SMC EtherPowerII 9432Tx Problems

Our typical system consists of 13 nodes (Compaq Proliant 1600R). Each node
has 2 SMC9432TX (Chipset 171 ) NICs installed in slots 1 (LAN1) and 2
(LAN2). Each NIC is connected to a Cisco Catalyst 2900XL series switch.
LAN1 connects to one switch, LAN2 to another. Using Net.epic we use the
following options “-IX -lY -t2 -n2” so the driver negotiates with the
switch to determine speed and mode. The switch is set for auto/auto on
every port. The cables have been tested Ok using a cable analyzer.

Most of the cards work fine under light loads but when I perform a remote
dcheck I see quite a few cards reporting receive errors. Using the remote
dcheck as my test I get 25% of the cards working great (negotiate 100/Full
and report 0 errors (netinfo -l)), the other 75% have show stopper problems
(negotiate 100/Full, operate ok for a while and then report some form of
receive error (CRC or alignment), then proceed to negotiate). If I am
telnet’d in then I lose my connection on one of these errors and am forced
to re-telnet in. I tried forcing the card and the switch port to 100/Full
and while the receive errors still occurred the connections was definitely
more resilient. In this setting the NIC reported roughly 75 CRC errors
while the switch reported 5 and I did not lose my telnet connection once.

I think this sounds like a hardware problem at the NIC side but given the
number of NICs that respond this way (roughly 75%) I question that
assumption? What do I need to do to ensure myself and the manufacturer that
these NICs are faulty. Are there any performance test tools available that
can be used to say these cards fail @ X load?

Whoa - task switch, another thought just entered my micro-brain:
Could this also be caused by insufficient power? I will investigate this
avenue.

  • Richard

Previously, Brown, Richard wrote in qdn.public.qnx4:

Our typical system consists of 13 nodes (Compaq Proliant 1600R). Each node
has 2 SMC9432TX (Chipset 171 ) NICs installed in slots 1 (LAN1) and 2
(LAN2). Each NIC is connected to a Cisco Catalyst 2900XL series switch.
LAN1 connects to one switch, LAN2 to another. Using Net.epic we use the
following options “-IX -lY -t2 -n2” so the driver negotiates with the
switch to determine speed and mode. The switch is set for auto/auto on
every port. The cables have been tested Ok using a cable analyzer.

Most of the cards work fine under light loads but when I perform a remote
dcheck I see quite a few cards reporting receive errors. Using the remote
dcheck as my test I get 25% of the cards working great (negotiate 100/Full
and report 0 errors (netinfo -l)), the other 75% have show stopper problems
(negotiate 100/Full, operate ok for a while and then report some form of
receive error (CRC or alignment), then proceed to negotiate).
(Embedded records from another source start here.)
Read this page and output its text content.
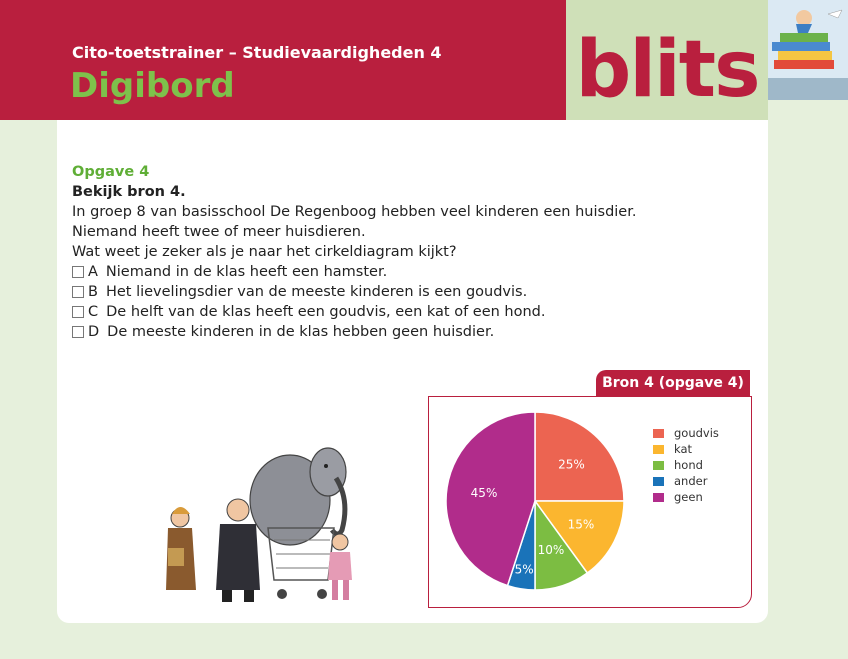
Cito-toetstrainer – Studievaardigheden 4
Digibord	blits
Opgave 4
Bekijk bron 4.
In groep 8 van basisschool De Regenboog hebben veel kinderen een huisdier.
Niemand heeft twee of meer huisdieren.
Wat weet je zeker als je naar het cirkeldiagram kijkt?
A Niemand in de klas heeft een hamster.
B Het lievelingsdier van de meeste kinderen is een goudvis.
C De helft van de klas heeft een goudvis, een kat of een hond.
D De meeste kinderen in de klas hebben geen huisdier.
Bron 4 (opgave 4)
25%
15%
10%
5%
45%
goudvis
kat
hond
ander
geen
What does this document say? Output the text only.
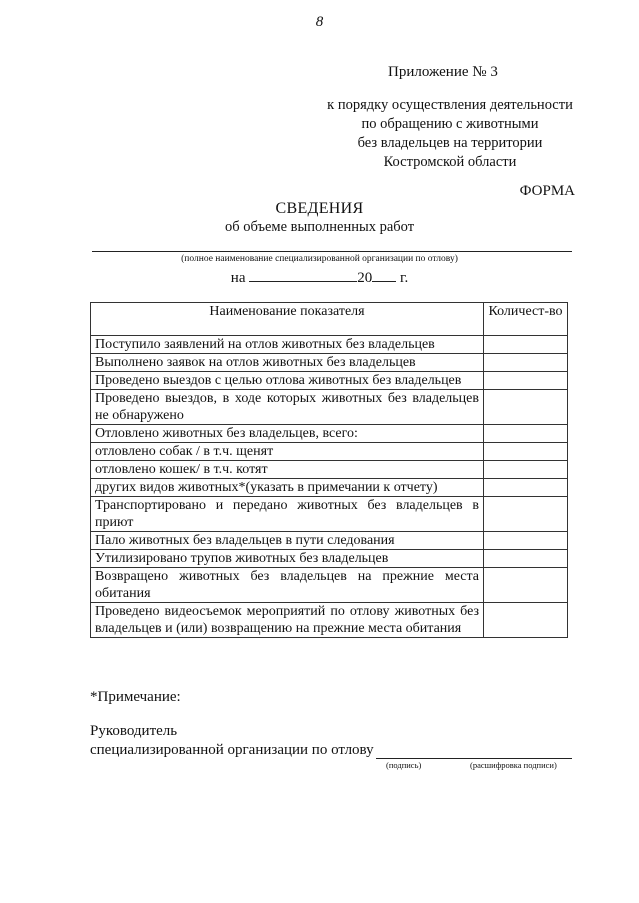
8
Приложение № 3
к порядку осуществления деятельности
по обращению с животными
без владельцев на территории
Костромской области
ФОРМА
СВЕДЕНИЯ
об объеме выполненных работ
(полное наименование специализированной организации по отлову)
на	20 г.
Наименование показателя	Количест-во
Поступило заявлений на отлов животных без владельцев	
Выполнено заявок на отлов животных без владельцев	
Проведено выездов с целью отлова животных без владельцев	
Проведено выездов, в ходе которых животных без владельцев не обнаружено	
Отловлено животных без владельцев, всего:	
отловлено собак / в т.ч. щенят	
отловлено кошек/ в т.ч. котят	
других видов животных*(указать в примечании к отчету)	
Транспортировано и передано животных без владельцев в приют	
Пало животных без владельцев в пути следования	
Утилизировано трупов животных без владельцев	
Возвращено животных без владельцев на прежние места обитания	
Проведено видеосъемок мероприятий по отлову животных без владельцев и (или) возвращению на прежние места обитания	
*Примечание:
Руководитель
специализированной организации по отлову
(подпись)	(расшифровка подписи)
If I am
telnet’d in then I lose my connection on one of these errors and am forced
to re-telnet in. I tried forcing the card and the switch port to 100/Full
and while the receive errors still occurred the connections was definitely
more resilient. In this setting the NIC reported roughly 75 CRC errors
while the switch reported 5 and I did not lose my telnet connection once.

I think this sounds like a hardware problem at the NIC side but given the
number of NICs that respond this way (roughly 75%) I question that
assumption? What do I need to do to ensure myself and the manufacturer that
these NICs are faulty. Are there any performance test tools available that
can be used to say these cards fail @ X load?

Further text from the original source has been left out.